Durante as aulinhas de religião no colégio eu ouvia, com muita frequência, a expressão 'boa nova' em referência à novidade cristã no mundo. É bem compreensível que um menino de 10 anos (mais interessado em jogar bola ou jogar giz nos outros) não veja muito de especificamente 'bom' nisso, mas que ele também não veja nada de 'novo' é prova de como o cristianismo ainda é parte integrante de mentalidades que se querem secularizadas. O que era radicalmente novo é hoje habitual e óbvio, universal.

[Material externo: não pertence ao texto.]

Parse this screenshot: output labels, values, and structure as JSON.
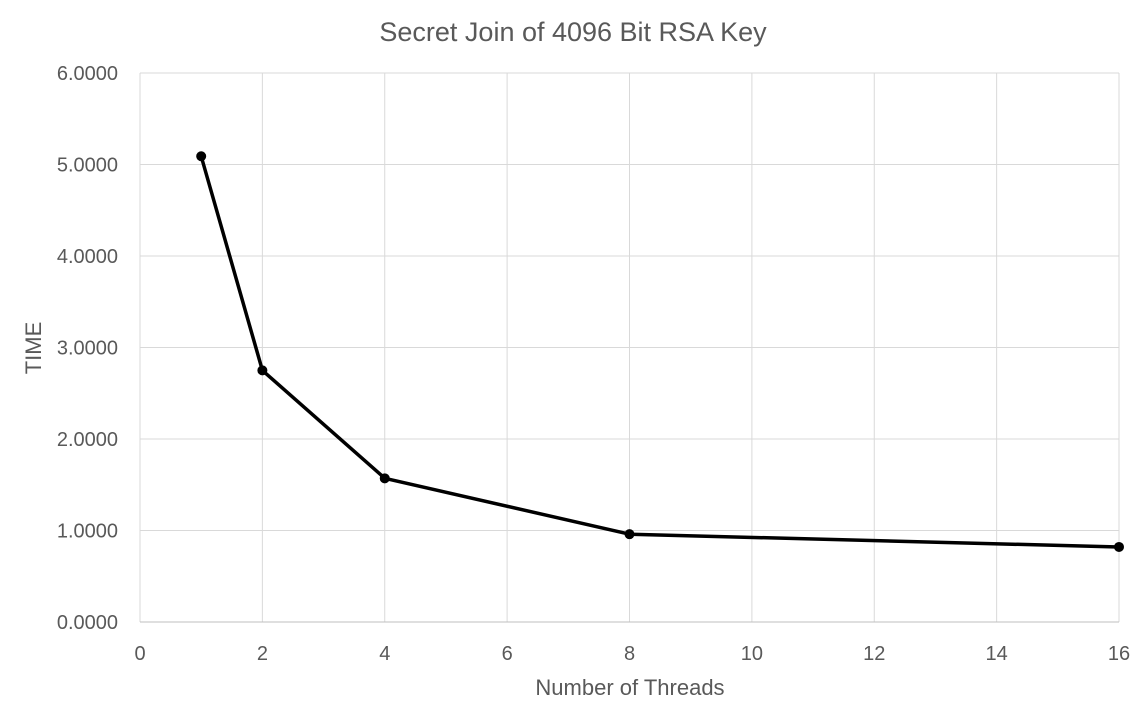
{
  "chart_data": {
    "type": "line",
    "title": "Secret Join of 4096 Bit RSA Key",
    "xlabel": "Number of Threads",
    "ylabel": "TIME",
    "xlim": [
      0,
      16
    ],
    "ylim": [
      0,
      6
    ],
    "x_ticks": [
      "0",
      "2",
      "4",
      "6",
      "8",
      "10",
      "12",
      "14",
      "16"
    ],
    "y_ticks": [
      "0.0000",
      "1.0000",
      "2.0000",
      "3.0000",
      "4.0000",
      "5.0000",
      "6.0000"
    ],
    "grid": true,
    "legend": "none",
    "series": [
      {
        "color": "#000000",
        "x": [
          1,
          2,
          4,
          8,
          16
        ],
        "y": [
          5.09,
          2.75,
          1.57,
          0.96,
          0.82
        ]
      }
    ]
  }
}
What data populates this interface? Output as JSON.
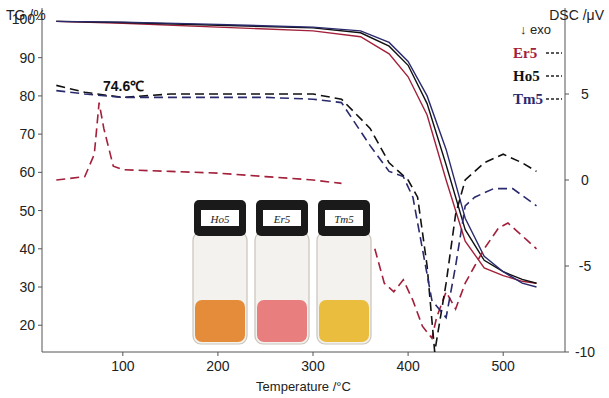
{
  "chart_data": {
    "type": "line",
    "x_label": "Temperature /°C",
    "y_label": "TG /%",
    "y2_label": "DSC /μV",
    "legend_title": "↓ exo",
    "xlim": [
      15,
      565
    ],
    "xticks": [
      100,
      200,
      300,
      400,
      500
    ],
    "ylim": [
      13,
      103
    ],
    "yticks": [
      20,
      30,
      40,
      50,
      60,
      70,
      80,
      90,
      100
    ],
    "y2lim": [
      -10,
      10
    ],
    "y2ticks": [
      5,
      0,
      -5,
      -10
    ],
    "legend": "upper right",
    "annotations": [
      {
        "text": "74.6℃"
      }
    ],
    "inset": {
      "labels": [
        "Ho5",
        "Er5",
        "Tm5"
      ]
    },
    "series": [
      {
        "name": "Er5",
        "color": "#a3203a",
        "type": "line",
        "line_style": "solid",
        "x": [
          30,
          100,
          200,
          300,
          350,
          380,
          400,
          420,
          440,
          460,
          480,
          500,
          520,
          535
        ],
        "values": [
          99.5,
          99,
          98,
          97,
          95.5,
          91,
          85,
          75,
          58,
          42,
          35,
          33,
          31.5,
          31
        ]
      },
      {
        "name": "Ho5",
        "color": "#111111",
        "type": "line",
        "line_style": "solid",
        "x": [
          30,
          100,
          200,
          300,
          350,
          380,
          400,
          420,
          440,
          460,
          480,
          500,
          520,
          535
        ],
        "values": [
          99.5,
          99.2,
          98.5,
          97.8,
          96.5,
          93,
          88,
          78,
          62,
          45,
          37,
          34,
          32,
          31
        ]
      },
      {
        "name": "Tm5",
        "color": "#2a2a6e",
        "type": "line",
        "line_style": "solid",
        "x": [
          30,
          100,
          200,
          300,
          350,
          380,
          400,
          420,
          440,
          460,
          480,
          500,
          520,
          535
        ],
        "values": [
          99.5,
          99.3,
          98.7,
          98,
          97,
          94,
          89,
          80,
          66,
          48,
          38,
          34,
          31,
          30
        ]
      },
      {
        "name": "Er5",
        "color": "#a3203a",
        "type": "line",
        "line_style": "dashed",
        "axis": "y2",
        "x": [
          30,
          60,
          70,
          75,
          80,
          90,
          100,
          150,
          200,
          250,
          300,
          330,
          345,
          365,
          375,
          385,
          395,
          405,
          415,
          425,
          430,
          440,
          450,
          460,
          470,
          480,
          495,
          505,
          515,
          525,
          535
        ],
        "values": [
          0,
          0.2,
          1.5,
          4.5,
          3,
          0.8,
          0.6,
          0.5,
          0.4,
          0.2,
          0,
          -0.2,
          null,
          -4,
          -6,
          -6.5,
          -5.8,
          -7,
          -8.5,
          -9.2,
          -8,
          -6.5,
          -7.5,
          -6,
          -5,
          -4,
          -2.8,
          -2.5,
          -3,
          -3.5,
          -4
        ]
      },
      {
        "name": "Ho5",
        "color": "#111111",
        "type": "line",
        "line_style": "dashed",
        "axis": "y2",
        "x": [
          30,
          60,
          100,
          150,
          200,
          250,
          300,
          330,
          360,
          380,
          390,
          400,
          410,
          420,
          428,
          440,
          450,
          460,
          480,
          500,
          520,
          535
        ],
        "values": [
          5.5,
          5.1,
          4.8,
          5,
          5,
          5,
          5,
          4.7,
          3,
          1,
          0.5,
          0,
          -1,
          -5,
          -10,
          -6,
          -2,
          0,
          1,
          1.5,
          1,
          0.5
        ]
      },
      {
        "name": "Tm5",
        "color": "#2a2a6e",
        "type": "line",
        "line_style": "dashed",
        "axis": "y2",
        "x": [
          30,
          60,
          100,
          150,
          200,
          250,
          300,
          330,
          360,
          380,
          395,
          405,
          415,
          425,
          440,
          450,
          460,
          470,
          490,
          510,
          535
        ],
        "values": [
          5.2,
          5,
          4.8,
          4.8,
          4.8,
          4.8,
          4.7,
          4.5,
          2,
          0.5,
          0.2,
          -1,
          -4,
          -7,
          -8,
          -5,
          -1.5,
          -1,
          -0.5,
          -0.5,
          -1.5
        ]
      }
    ]
  }
}
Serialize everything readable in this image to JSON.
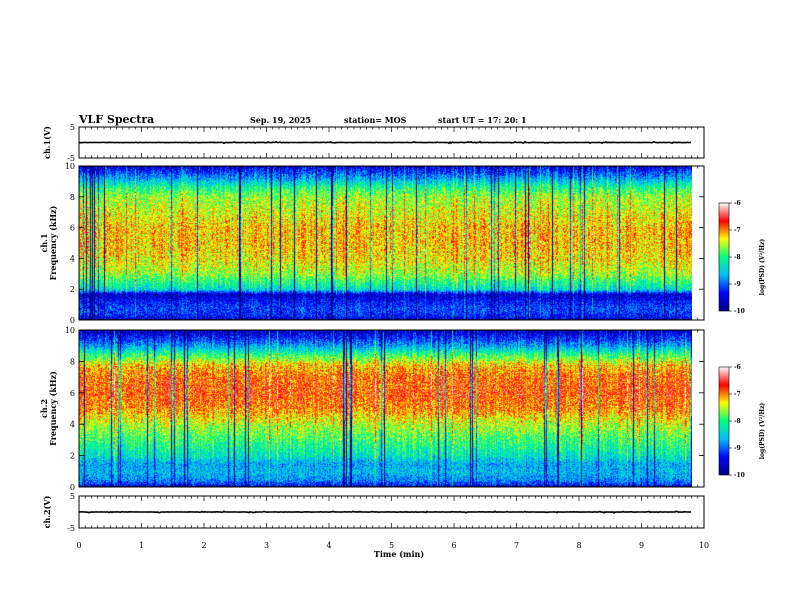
{
  "header": {
    "title": "VLF Spectra",
    "date": "Sep. 19, 2025",
    "station": "station= MOS",
    "start_time": "start  UT  =   17: 20: 1"
  },
  "chart_data": [
    {
      "type": "line",
      "name": "ch1-waveform",
      "ylabel": "ch.1(V)",
      "ylim": [
        -5,
        5
      ],
      "yticks": [
        "5",
        "-5"
      ],
      "x": [
        0,
        9.8
      ],
      "y": [
        0,
        0
      ],
      "xlim": [
        0,
        10
      ]
    },
    {
      "type": "heatmap",
      "name": "ch1-spectrogram",
      "ylabel": [
        "ch.1",
        "Frequency  (kHz)"
      ],
      "ylim": [
        0,
        10
      ],
      "yticks": [
        "0",
        "2",
        "4",
        "6",
        "8",
        "10"
      ],
      "xlim": [
        0,
        10
      ],
      "data_extent_min": 9.8,
      "colorbar": {
        "label": "log(PSD) (V²/Hz)",
        "ticks": [
          "-6",
          "-7",
          "-8",
          "-9",
          "-10"
        ],
        "range": [
          -10,
          -6
        ]
      },
      "profile": {
        "freq_khz": [
          0,
          0.4,
          0.8,
          1.2,
          1.7,
          2.0,
          2.5,
          3.0,
          4.0,
          5.0,
          6.0,
          7.0,
          8.0,
          8.6,
          9.2,
          10.0
        ],
        "mean_log_psd": [
          -9.5,
          -9.2,
          -9.1,
          -9.3,
          -9.6,
          -8.4,
          -8.0,
          -7.6,
          -7.3,
          -7.2,
          -7.2,
          -7.4,
          -7.6,
          -8.0,
          -8.7,
          -9.5
        ]
      }
    },
    {
      "type": "heatmap",
      "name": "ch2-spectrogram",
      "ylabel": [
        "ch.2",
        "Frequency  (kHz)"
      ],
      "ylim": [
        0,
        10
      ],
      "yticks": [
        "0",
        "2",
        "4",
        "6",
        "8",
        "10"
      ],
      "xlim": [
        0,
        10
      ],
      "data_extent_min": 9.8,
      "colorbar": {
        "label": "log(PSD) (V²/Hz)",
        "ticks": [
          "-6",
          "-7",
          "-8",
          "-9",
          "-10"
        ],
        "range": [
          -10,
          -6
        ]
      },
      "profile": {
        "freq_khz": [
          0,
          0.5,
          1.0,
          1.5,
          2.0,
          3.0,
          4.0,
          5.0,
          6.0,
          7.0,
          7.8,
          8.5,
          9.0,
          9.5,
          10.0
        ],
        "mean_log_psd": [
          -9.4,
          -8.8,
          -8.6,
          -8.7,
          -8.3,
          -7.9,
          -7.5,
          -7.0,
          -6.8,
          -6.9,
          -7.2,
          -8.0,
          -8.7,
          -9.2,
          -9.6
        ]
      }
    },
    {
      "type": "line",
      "name": "ch2-waveform",
      "ylabel": "ch.2(V)",
      "ylim": [
        -5,
        5
      ],
      "yticks": [
        "5",
        "-5"
      ],
      "x": [
        0,
        9.8
      ],
      "y": [
        0,
        0
      ],
      "xlim": [
        0,
        10
      ]
    }
  ],
  "xaxis": {
    "label": "Time  (min)",
    "ticks": [
      "0",
      "1",
      "2",
      "3",
      "4",
      "5",
      "6",
      "7",
      "8",
      "9",
      "10"
    ]
  },
  "colors": {
    "colormap": [
      "#000080",
      "#0000ff",
      "#00bfff",
      "#00ff80",
      "#ffff00",
      "#ff0000",
      "#ffffff"
    ]
  }
}
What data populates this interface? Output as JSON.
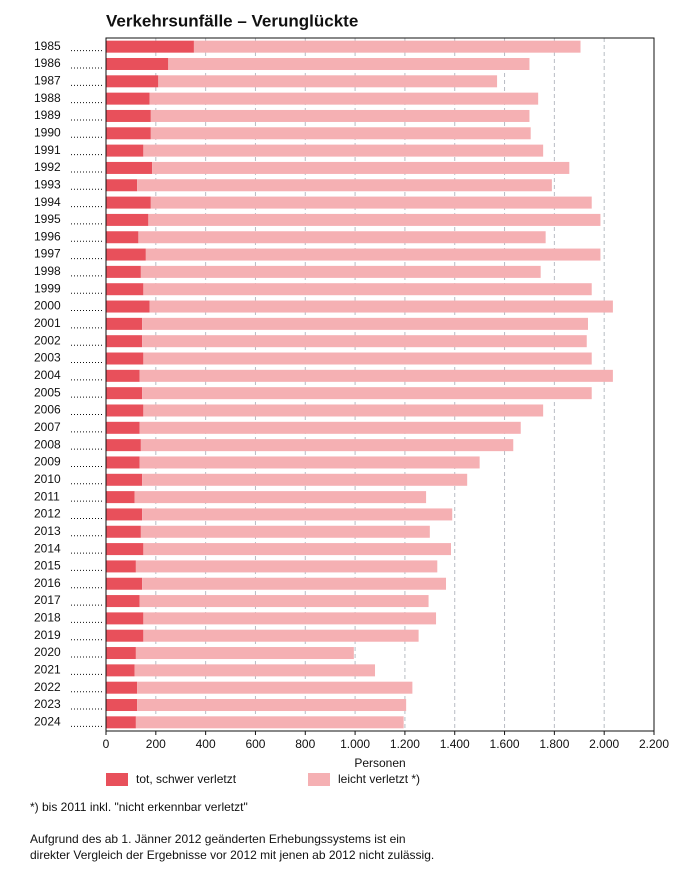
{
  "chart_data": {
    "type": "bar",
    "orientation": "horizontal",
    "stacked": true,
    "title": "Verkehrsunfälle – Verunglückte",
    "xlabel": "Personen",
    "categories": [
      "1985",
      "1986",
      "1987",
      "1988",
      "1989",
      "1990",
      "1991",
      "1992",
      "1993",
      "1994",
      "1995",
      "1996",
      "1997",
      "1998",
      "1999",
      "2000",
      "2001",
      "2002",
      "2003",
      "2004",
      "2005",
      "2006",
      "2007",
      "2008",
      "2009",
      "2010",
      "2011",
      "2012",
      "2013",
      "2014",
      "2015",
      "2016",
      "2017",
      "2018",
      "2019",
      "2020",
      "2021",
      "2022",
      "2023",
      "2024"
    ],
    "series": [
      {
        "name": "tot, schwer verletzt",
        "color": "#e8505b",
        "values": [
          353,
          250,
          210,
          175,
          180,
          180,
          150,
          185,
          125,
          180,
          170,
          130,
          160,
          140,
          150,
          175,
          145,
          145,
          150,
          135,
          145,
          150,
          135,
          140,
          135,
          145,
          115,
          145,
          140,
          150,
          120,
          145,
          135,
          150,
          150,
          120,
          115,
          125,
          125,
          120
        ]
      },
      {
        "name": "leicht verletzt *)",
        "color": "#f5b0b3",
        "values": [
          1552,
          1450,
          1360,
          1560,
          1520,
          1525,
          1605,
          1675,
          1665,
          1770,
          1815,
          1635,
          1825,
          1605,
          1800,
          1860,
          1790,
          1785,
          1800,
          1900,
          1805,
          1605,
          1530,
          1495,
          1365,
          1305,
          1170,
          1245,
          1160,
          1235,
          1210,
          1220,
          1160,
          1175,
          1105,
          875,
          965,
          1105,
          1080,
          1075
        ]
      }
    ],
    "xlim": [
      0,
      2200
    ],
    "xticks": [
      0,
      200,
      400,
      600,
      800,
      {
        "value": 1000,
        "label": "1.000"
      },
      {
        "value": 1200,
        "label": "1.200"
      },
      {
        "value": 1400,
        "label": "1.400"
      },
      {
        "value": 1600,
        "label": "1.600"
      },
      {
        "value": 1800,
        "label": "1.800"
      },
      {
        "value": 2000,
        "label": "2.000"
      },
      {
        "value": 2200,
        "label": "2.200"
      }
    ],
    "grid": true,
    "legend": "bottom",
    "notes": [
      "*) bis 2011 inkl. \"nicht erkennbar verletzt\"",
      "Aufgrund des ab 1. Jänner 2012 geänderten Erhebungssystems ist ein",
      "direkter Vergleich der Ergebnisse vor 2012 mit jenen ab 2012 nicht zulässig."
    ]
  }
}
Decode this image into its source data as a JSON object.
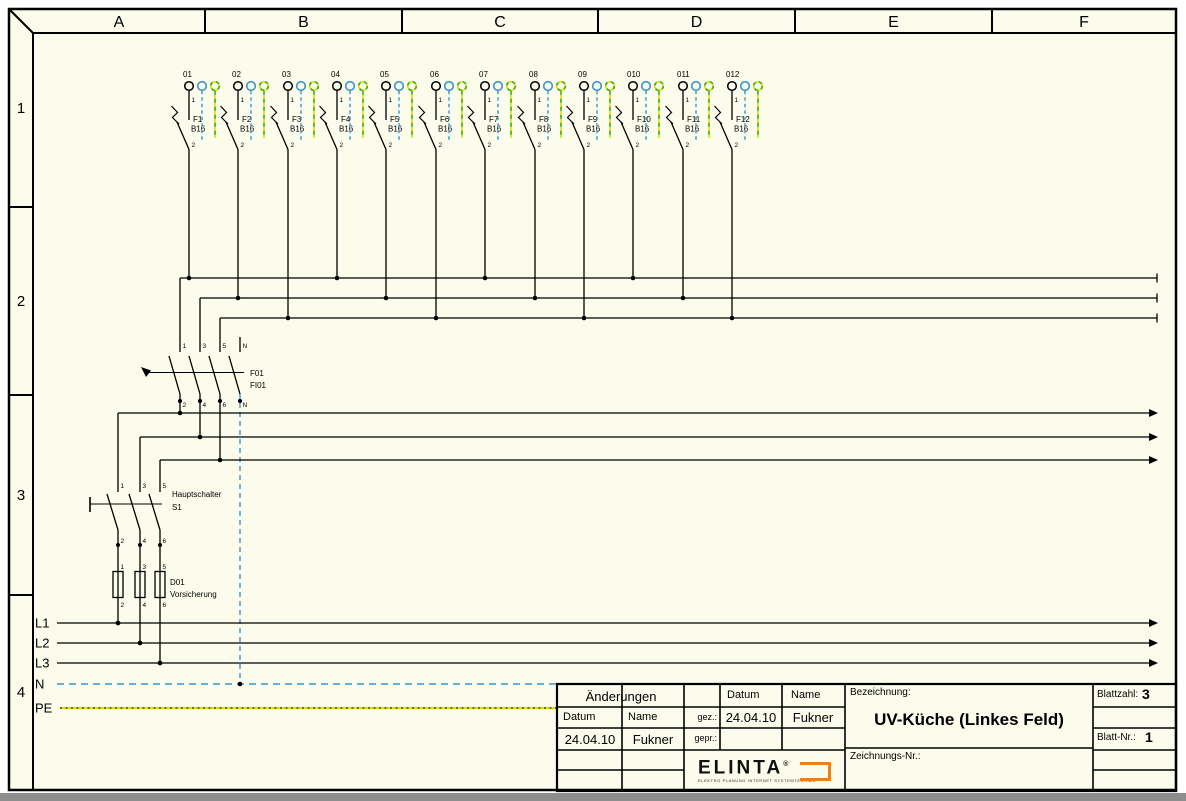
{
  "frame": {
    "columns": [
      "A",
      "B",
      "C",
      "D",
      "E",
      "F"
    ],
    "rows": [
      "1",
      "2",
      "3",
      "4"
    ]
  },
  "colors": {
    "paper": "#fcfcec",
    "line": "#000000",
    "neutral_blue": "#3895cc",
    "pe_yellow": "#e0e000",
    "pe_green": "#3cb02c",
    "logo_orange": "#e8821e"
  },
  "breakers": {
    "terminal_top": "1",
    "terminal_bottom": "2",
    "items": [
      {
        "circuit": "01",
        "device": "F1",
        "rating": "B16"
      },
      {
        "circuit": "02",
        "device": "F2",
        "rating": "B16"
      },
      {
        "circuit": "03",
        "device": "F3",
        "rating": "B16"
      },
      {
        "circuit": "04",
        "device": "F4",
        "rating": "B16"
      },
      {
        "circuit": "05",
        "device": "F5",
        "rating": "B16"
      },
      {
        "circuit": "06",
        "device": "F6",
        "rating": "B16"
      },
      {
        "circuit": "07",
        "device": "F7",
        "rating": "B16"
      },
      {
        "circuit": "08",
        "device": "F8",
        "rating": "B16"
      },
      {
        "circuit": "09",
        "device": "F9",
        "rating": "B16"
      },
      {
        "circuit": "010",
        "device": "F10",
        "rating": "B16"
      },
      {
        "circuit": "011",
        "device": "F11",
        "rating": "B16"
      },
      {
        "circuit": "012",
        "device": "F12",
        "rating": "B16"
      }
    ]
  },
  "rcd": {
    "device": "F01",
    "device_alt": "FI01",
    "top_terminals": [
      "1",
      "3",
      "5",
      "N"
    ],
    "bottom_terminals": [
      "2",
      "4",
      "6",
      "N"
    ]
  },
  "main_switch": {
    "label": "Hauptschalter",
    "device": "S1",
    "top_terminals": [
      "1",
      "3",
      "5"
    ],
    "bottom_terminals": [
      "2",
      "4",
      "6"
    ]
  },
  "supply_fuse": {
    "device": "D01",
    "label": "Vorsicherung",
    "top_terminals": [
      "1",
      "3",
      "5"
    ],
    "bottom_terminals": [
      "2",
      "4",
      "6"
    ]
  },
  "power_lines": [
    {
      "label": "L1",
      "type": "phase"
    },
    {
      "label": "L2",
      "type": "phase"
    },
    {
      "label": "L3",
      "type": "phase"
    },
    {
      "label": "N",
      "type": "neutral"
    },
    {
      "label": "PE",
      "type": "earth"
    }
  ],
  "title_block": {
    "aenderungen_label": "Änderungen",
    "datum_label": "Datum",
    "name_label": "Name",
    "change_date": "24.04.10",
    "change_name": "Fukner",
    "gez_label": "gez.:",
    "gepr_label": "gepr.:",
    "drawn_date": "24.04.10",
    "drawn_name": "Fukner",
    "bezeichnung_label": "Bezeichnung:",
    "bezeichnung_value": "UV-Küche (Linkes Feld)",
    "zeichnungs_nr_label": "Zeichnungs-Nr.:",
    "blattzahl_label": "Blattzahl:",
    "blattzahl_value": "3",
    "blatt_nr_label": "Blatt-Nr.:",
    "blatt_nr_value": "1",
    "logo_text": "ELINTA",
    "logo_mark": "®",
    "logo_tagline": "ELEKTRO PLANUNG INTERNET SYSTEMTECHNIK"
  }
}
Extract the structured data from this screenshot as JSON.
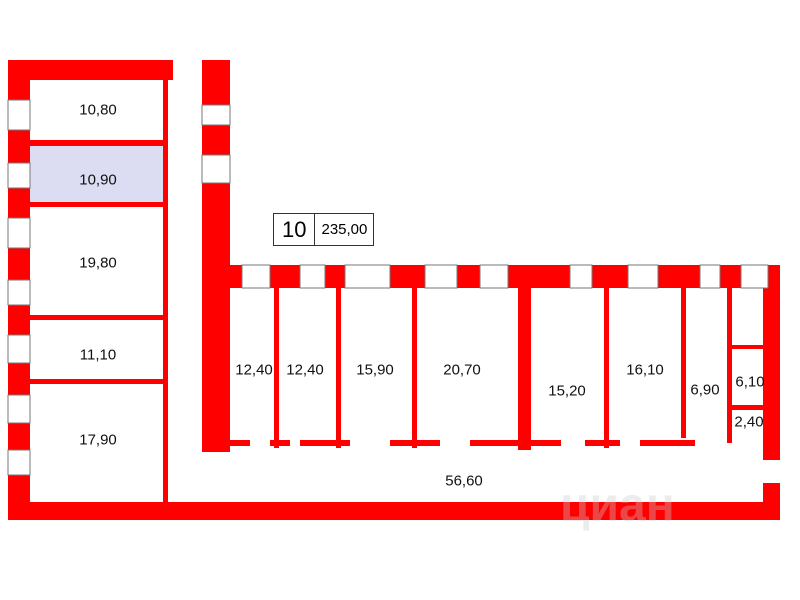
{
  "plan": {
    "unit_number": "10",
    "total_area": "235,00",
    "wall_color": "#ff0000",
    "highlight_color": "#dcdcf2",
    "rooms": [
      {
        "area": "10,80"
      },
      {
        "area": "10,90",
        "highlighted": true
      },
      {
        "area": "19,80"
      },
      {
        "area": "11,10"
      },
      {
        "area": "17,90"
      },
      {
        "area": "12,40"
      },
      {
        "area": "12,40"
      },
      {
        "area": "15,90"
      },
      {
        "area": "20,70"
      },
      {
        "area": "15,20"
      },
      {
        "area": "16,10"
      },
      {
        "area": "6,90"
      },
      {
        "area": "6,10"
      },
      {
        "area": "2,40"
      },
      {
        "area": "56,60"
      }
    ],
    "watermark": "циан"
  }
}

Assim como Hayek dizia que os confortos gerados pelo liberalismo minaram sua própria existência (a partir de questionamentos que só se tornaram possíveis graças, é claro, ao liberalismo), assim também o homem moderno aprendeu a absorver uma herança cristã no momento mesmo em que se esforça para difamá-la e para declarar-se completamente independente dela. Seria ocioso repetir aqui as evidências da presença religiosa em comunidades supostamente secularizadas; são resquícios que teimam em não desaparecer, ainda que já tenham perdido boa parte de seu significado original. Se não fosse de nosso feitio achar que toda a história da humanidade representa uma via ascendente cuja culminância é nosso próprio umbigo, essa heróica sobrevivência do ideário religioso significaria algo mais que a simples inércia dos velhos hábitos.
Falando do cristianismo em particular, é bem-vindo o esforço do filósofo espanhol Julián Marías (1914-2005) no sentido de refrescar nossas memórias quanto à perspectiva cristã tradicional. Nesse livrinho,
A Perspectiva Cristã, um de seus últimos (favor evitar a edição brasileira), Marías se concentra no que há de radicalmente novo, revolucionário mesmo, na doutrina cristã.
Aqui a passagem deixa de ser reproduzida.